The Veterans Administration (VA) healthcare system, a government-funded program serving millions, faces its own set of challenges, including long wait times and record falsification scandals. Legislative reforms aim to improve access, accountability, and quality, such as legislative measures to facilitate benefits access and increase healthcare staffing (Hoffman & Smith, 2018). The VA’s experience highlights the complexities of public healthcare delivery and the importance of continuous oversight and reform to meet patient needs effectively.
Overall, managed care and legislative reforms like PPACA continue to shape healthcare policy, aiming to create a system that is accessible, equitable, and sustainable. As these models and laws evolve, healthcare stakeholders must navigate legal, ethical, and economic considerations to optimize patient outcomes and control costs.
References
- Enthoven, A. C., & Edelman, P. (2019). Navigating Managed Care. Health Affairs, 38(3), 377-385.

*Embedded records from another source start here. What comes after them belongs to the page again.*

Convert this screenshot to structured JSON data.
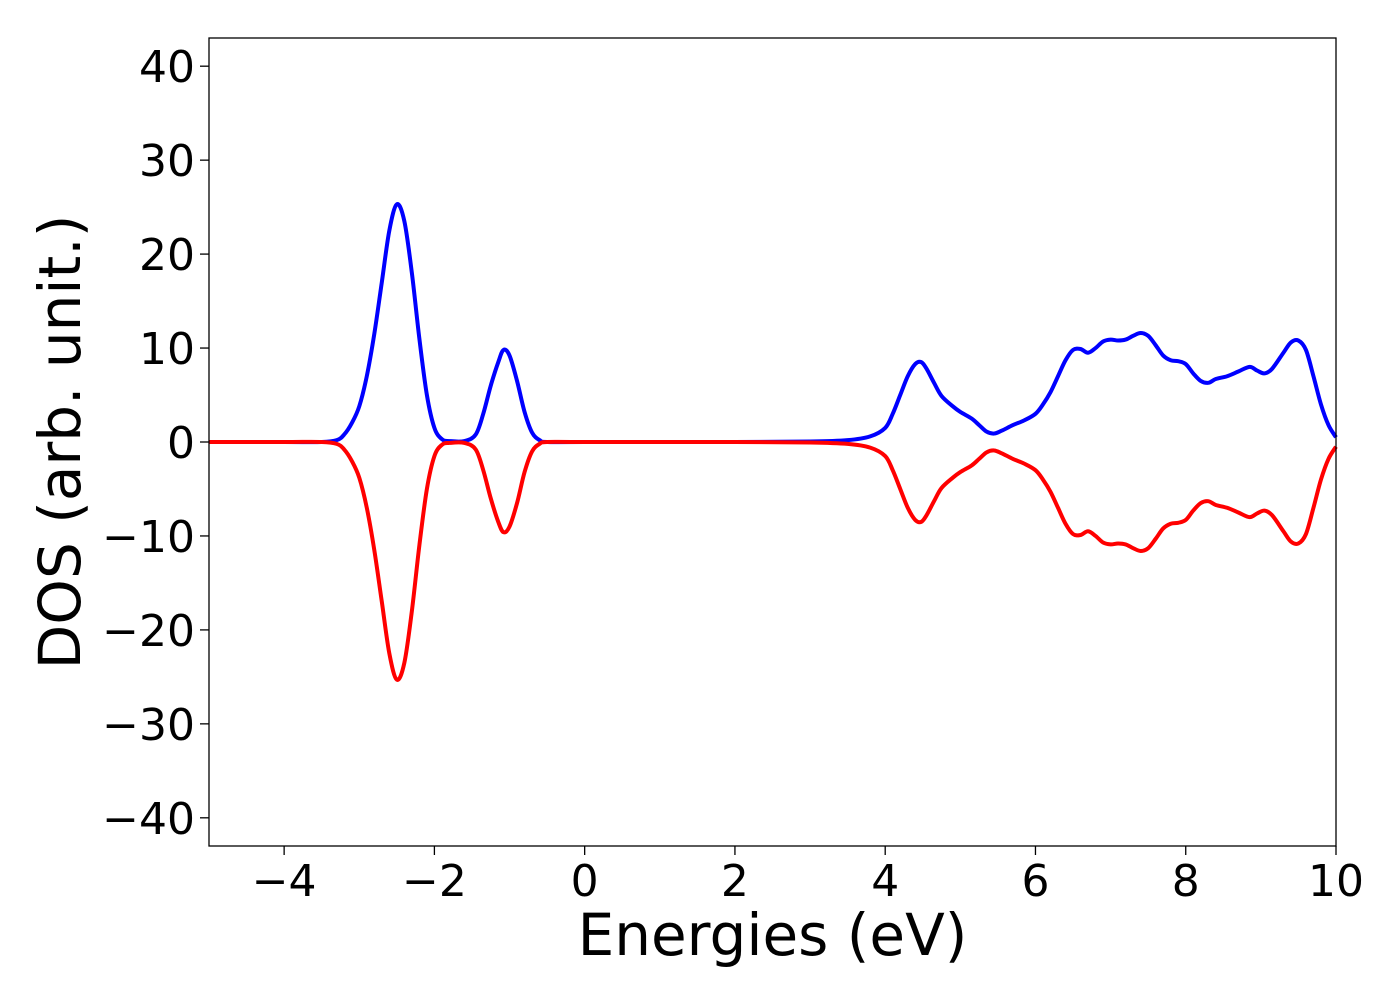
{
  "chart_data": {
    "type": "line",
    "xlabel": "Energies (eV)",
    "ylabel": "DOS (arb. unit.)",
    "xlim": [
      -5,
      10
    ],
    "ylim": [
      -43,
      43
    ],
    "x_ticks": [
      -4,
      -2,
      0,
      2,
      4,
      6,
      8,
      10
    ],
    "x_tick_labels": [
      "−4",
      "−2",
      "0",
      "2",
      "4",
      "6",
      "8",
      "10"
    ],
    "y_ticks": [
      40,
      30,
      20,
      10,
      0,
      -10,
      -20,
      -30,
      -40
    ],
    "y_tick_labels": [
      "40",
      "30",
      "20",
      "10",
      "0",
      "−10",
      "−20",
      "−30",
      "−40"
    ],
    "grid": false,
    "legend": "none",
    "series": [
      {
        "color": "#0000ff",
        "points": [
          [
            -5.0,
            0
          ],
          [
            -4.0,
            0
          ],
          [
            -3.5,
            0
          ],
          [
            -3.3,
            0.2
          ],
          [
            -3.2,
            0.8
          ],
          [
            -3.1,
            2.0
          ],
          [
            -3.0,
            3.8
          ],
          [
            -2.9,
            7.0
          ],
          [
            -2.8,
            11.5
          ],
          [
            -2.7,
            17.0
          ],
          [
            -2.6,
            22.5
          ],
          [
            -2.5,
            25.3
          ],
          [
            -2.4,
            23.5
          ],
          [
            -2.3,
            18.0
          ],
          [
            -2.2,
            11.0
          ],
          [
            -2.1,
            5.0
          ],
          [
            -2.0,
            1.5
          ],
          [
            -1.9,
            0.3
          ],
          [
            -1.8,
            0.1
          ],
          [
            -1.6,
            0.1
          ],
          [
            -1.45,
            0.8
          ],
          [
            -1.35,
            3.0
          ],
          [
            -1.25,
            6.0
          ],
          [
            -1.15,
            8.5
          ],
          [
            -1.08,
            9.8
          ],
          [
            -1.0,
            9.2
          ],
          [
            -0.9,
            6.5
          ],
          [
            -0.8,
            3.2
          ],
          [
            -0.7,
            1.0
          ],
          [
            -0.6,
            0.2
          ],
          [
            -0.5,
            0
          ],
          [
            0,
            0
          ],
          [
            2.0,
            0
          ],
          [
            3.0,
            0.05
          ],
          [
            3.5,
            0.2
          ],
          [
            3.8,
            0.6
          ],
          [
            4.0,
            1.5
          ],
          [
            4.1,
            3.0
          ],
          [
            4.2,
            5.0
          ],
          [
            4.3,
            7.0
          ],
          [
            4.4,
            8.3
          ],
          [
            4.48,
            8.5
          ],
          [
            4.55,
            7.8
          ],
          [
            4.65,
            6.3
          ],
          [
            4.75,
            4.9
          ],
          [
            4.9,
            3.8
          ],
          [
            5.0,
            3.2
          ],
          [
            5.15,
            2.5
          ],
          [
            5.25,
            1.8
          ],
          [
            5.35,
            1.1
          ],
          [
            5.45,
            0.9
          ],
          [
            5.55,
            1.2
          ],
          [
            5.7,
            1.8
          ],
          [
            5.85,
            2.3
          ],
          [
            6.0,
            3.0
          ],
          [
            6.1,
            4.0
          ],
          [
            6.2,
            5.3
          ],
          [
            6.3,
            7.0
          ],
          [
            6.4,
            8.7
          ],
          [
            6.5,
            9.8
          ],
          [
            6.6,
            9.9
          ],
          [
            6.7,
            9.5
          ],
          [
            6.8,
            10.0
          ],
          [
            6.9,
            10.7
          ],
          [
            7.0,
            10.9
          ],
          [
            7.1,
            10.8
          ],
          [
            7.2,
            10.9
          ],
          [
            7.3,
            11.3
          ],
          [
            7.4,
            11.6
          ],
          [
            7.5,
            11.3
          ],
          [
            7.6,
            10.3
          ],
          [
            7.7,
            9.2
          ],
          [
            7.8,
            8.7
          ],
          [
            7.9,
            8.6
          ],
          [
            8.0,
            8.3
          ],
          [
            8.1,
            7.3
          ],
          [
            8.2,
            6.5
          ],
          [
            8.3,
            6.3
          ],
          [
            8.4,
            6.7
          ],
          [
            8.55,
            7.0
          ],
          [
            8.7,
            7.5
          ],
          [
            8.85,
            8.0
          ],
          [
            8.95,
            7.6
          ],
          [
            9.05,
            7.3
          ],
          [
            9.15,
            7.8
          ],
          [
            9.3,
            9.5
          ],
          [
            9.4,
            10.6
          ],
          [
            9.5,
            10.8
          ],
          [
            9.6,
            9.8
          ],
          [
            9.7,
            7.0
          ],
          [
            9.8,
            4.0
          ],
          [
            9.9,
            1.8
          ],
          [
            10.0,
            0.5
          ]
        ]
      },
      {
        "color": "#ff0000",
        "points": [
          [
            -5.0,
            0
          ],
          [
            -4.0,
            0
          ],
          [
            -3.5,
            0
          ],
          [
            -3.3,
            -0.2
          ],
          [
            -3.2,
            -0.8
          ],
          [
            -3.1,
            -2.0
          ],
          [
            -3.0,
            -3.8
          ],
          [
            -2.9,
            -7.0
          ],
          [
            -2.8,
            -11.5
          ],
          [
            -2.7,
            -17.0
          ],
          [
            -2.6,
            -22.5
          ],
          [
            -2.5,
            -25.3
          ],
          [
            -2.4,
            -23.5
          ],
          [
            -2.3,
            -18.0
          ],
          [
            -2.2,
            -11.0
          ],
          [
            -2.1,
            -5.0
          ],
          [
            -2.0,
            -1.5
          ],
          [
            -1.9,
            -0.3
          ],
          [
            -1.8,
            -0.1
          ],
          [
            -1.6,
            -0.1
          ],
          [
            -1.45,
            -0.8
          ],
          [
            -1.35,
            -3.0
          ],
          [
            -1.25,
            -6.0
          ],
          [
            -1.15,
            -8.5
          ],
          [
            -1.08,
            -9.6
          ],
          [
            -1.0,
            -9.0
          ],
          [
            -0.9,
            -6.5
          ],
          [
            -0.8,
            -3.2
          ],
          [
            -0.7,
            -1.0
          ],
          [
            -0.6,
            -0.2
          ],
          [
            -0.5,
            0
          ],
          [
            0,
            0
          ],
          [
            2.0,
            0
          ],
          [
            3.0,
            -0.05
          ],
          [
            3.5,
            -0.2
          ],
          [
            3.8,
            -0.6
          ],
          [
            4.0,
            -1.5
          ],
          [
            4.1,
            -3.0
          ],
          [
            4.2,
            -5.0
          ],
          [
            4.3,
            -7.0
          ],
          [
            4.4,
            -8.3
          ],
          [
            4.48,
            -8.5
          ],
          [
            4.55,
            -7.8
          ],
          [
            4.65,
            -6.3
          ],
          [
            4.75,
            -4.9
          ],
          [
            4.9,
            -3.8
          ],
          [
            5.0,
            -3.2
          ],
          [
            5.15,
            -2.5
          ],
          [
            5.25,
            -1.8
          ],
          [
            5.35,
            -1.1
          ],
          [
            5.45,
            -0.9
          ],
          [
            5.55,
            -1.2
          ],
          [
            5.7,
            -1.8
          ],
          [
            5.85,
            -2.3
          ],
          [
            6.0,
            -3.0
          ],
          [
            6.1,
            -4.0
          ],
          [
            6.2,
            -5.3
          ],
          [
            6.3,
            -7.0
          ],
          [
            6.4,
            -8.7
          ],
          [
            6.5,
            -9.8
          ],
          [
            6.6,
            -9.9
          ],
          [
            6.7,
            -9.5
          ],
          [
            6.8,
            -10.0
          ],
          [
            6.9,
            -10.7
          ],
          [
            7.0,
            -10.9
          ],
          [
            7.1,
            -10.8
          ],
          [
            7.2,
            -10.9
          ],
          [
            7.3,
            -11.3
          ],
          [
            7.4,
            -11.6
          ],
          [
            7.5,
            -11.3
          ],
          [
            7.6,
            -10.3
          ],
          [
            7.7,
            -9.2
          ],
          [
            7.8,
            -8.7
          ],
          [
            7.9,
            -8.6
          ],
          [
            8.0,
            -8.3
          ],
          [
            8.1,
            -7.3
          ],
          [
            8.2,
            -6.5
          ],
          [
            8.3,
            -6.3
          ],
          [
            8.4,
            -6.7
          ],
          [
            8.55,
            -7.0
          ],
          [
            8.7,
            -7.5
          ],
          [
            8.85,
            -8.0
          ],
          [
            8.95,
            -7.6
          ],
          [
            9.05,
            -7.3
          ],
          [
            9.15,
            -7.8
          ],
          [
            9.3,
            -9.5
          ],
          [
            9.4,
            -10.6
          ],
          [
            9.5,
            -10.8
          ],
          [
            9.6,
            -9.8
          ],
          [
            9.7,
            -7.0
          ],
          [
            9.8,
            -4.0
          ],
          [
            9.9,
            -1.8
          ],
          [
            10.0,
            -0.5
          ]
        ]
      }
    ]
  }
}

- Gabay, A., et al. (2016). The Supreme Court and Medicaid Expansion: Impacts on Health Insurance Coverage. Journal of Health Politics, Policy and Law, 41(2), 173-198.
- Hoffman, R., & Smith, J. (2018). Veterans Health Administration: Challenges and Reforms. Journal of Public Health Policy, 39(1), 112-124.
- Neumann, P. J., & Greer, S. L. (2020). Utilization Review in Managed Care: Legal and Ethical Perspectives. Medical Care Research and Review, 77(4), 345-352.
- Sommers, B. D., et al. (2017). The Patient Protection and Affordable Care Act’s Impact on Healthcare Access and Quality. The New England Journal of Medicine, 377(22), 2108-2109.